Sic transit



Despertó bruscamente, sin la menor transición entre el sueño y la vigilia, y sin poder recordar dónde se hallaba. Estaba tumbado de espaldas y desde la posición en la que se encontraba tan sólo podía ver un cielo gris y uniforme carente del menor matiz que pudiera diferenciarlo en todo el campo visual que era capaz de percibir sin mover la cabeza.

Intentó parpadear de una manera instintiva sin poder lograrlo a pesar de sus esfuerzos; parecía como si tuviera pegados de alguna forma los párpados impidiéndole cerrar los ojos.
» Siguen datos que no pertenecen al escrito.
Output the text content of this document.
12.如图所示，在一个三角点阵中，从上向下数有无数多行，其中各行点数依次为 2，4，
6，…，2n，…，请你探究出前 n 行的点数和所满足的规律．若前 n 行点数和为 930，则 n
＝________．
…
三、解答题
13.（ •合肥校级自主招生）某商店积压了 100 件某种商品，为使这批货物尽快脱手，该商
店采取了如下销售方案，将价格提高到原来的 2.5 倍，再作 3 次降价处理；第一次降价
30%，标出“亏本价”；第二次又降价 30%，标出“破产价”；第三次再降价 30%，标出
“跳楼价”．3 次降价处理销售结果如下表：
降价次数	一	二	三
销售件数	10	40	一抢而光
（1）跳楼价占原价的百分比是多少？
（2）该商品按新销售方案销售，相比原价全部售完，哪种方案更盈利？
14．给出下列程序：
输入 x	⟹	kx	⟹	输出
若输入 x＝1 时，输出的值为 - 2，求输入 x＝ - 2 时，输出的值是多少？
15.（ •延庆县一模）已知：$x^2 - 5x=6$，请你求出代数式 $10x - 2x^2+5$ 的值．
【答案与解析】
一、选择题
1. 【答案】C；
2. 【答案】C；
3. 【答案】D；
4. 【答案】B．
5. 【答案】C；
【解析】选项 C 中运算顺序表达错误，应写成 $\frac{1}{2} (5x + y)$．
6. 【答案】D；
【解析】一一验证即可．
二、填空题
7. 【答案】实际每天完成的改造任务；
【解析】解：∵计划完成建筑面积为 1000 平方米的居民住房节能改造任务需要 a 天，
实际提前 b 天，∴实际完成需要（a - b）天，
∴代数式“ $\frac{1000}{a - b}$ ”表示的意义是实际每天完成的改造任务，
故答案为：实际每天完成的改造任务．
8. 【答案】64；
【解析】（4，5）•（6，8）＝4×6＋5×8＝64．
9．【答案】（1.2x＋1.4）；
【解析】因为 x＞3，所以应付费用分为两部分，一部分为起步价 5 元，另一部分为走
Molesto por la situación se incorporó hasta quedar sentado; esta vez consiguió su propósito sin ningún problema, pero a costa de escuchar un chirriante sonido, procedente al parecer de sus propias articulaciones, similar en todo al de una carraca.

Decididamente algo extraño estaba pasando, puesto que no recordaba que nunca sus huesos hubieran sonado de tan desagradable manera; algo que tuvo ocasión de constatar en cuanto pudo observar a su propio cuerpo desde su nueva postura... Un cuerpo reducido a un limpio esqueleto.

Completamente aterrado volvió a fijar su mirada en aquella negación de la racionalidad: El hueco armazón de las costillas, la vacía pelvis, los largos huesos de las piernas rematados por la filigrana ósea de ambos pies... Y cuando alzó los brazos pudo comprobar también que de los mismos tan sólo quedaban los huesos descarnados, desde el húmero hasta las últimas falanges.

No podía ser; tenía que tratarse de una pesadilla. ¿Cómo iba a poder estar viviendo -y sintiendo- siendo tan sólo un amasijo de huesos? Aquella situación, por lo grotesco de la misma, desafiaba frontalmente a la lógica más elemental. Daba, pues, por hecho que despertaría en cualquier instante recordando vagamente tan macabra ensoñación.

Pero no despertaba. Con un gesto de irritación alzó la garra en la que se había convertido su mano y la llevó hasta el lugar en el que debería haberse encontrado la cara; un seco choque de huesos, tal como si de unas macabras maracas se tratara, fue todo cuanto pudo percibir. No sólo veía sino que también oía... Y palpaba, puesto que incongruentemente también contaba con el sentido del tacto, un tacto extraño que le informaba de que estaba tocando un duro hueso con la ¿mano? al tiempo que sentía un roce frío y seco en la ¿mejilla?

A falta tan sólo de constatar la persistencia del gusto -acababa de percibir que en el ambiente que le rodeaba flotaba un tenue olor dulzón- descubrió con perplejidad que seguía sintiendo sus sensaciones de forma tan normal como siempre... Lo cual acababa, por supuesto, de redondear el absurdo.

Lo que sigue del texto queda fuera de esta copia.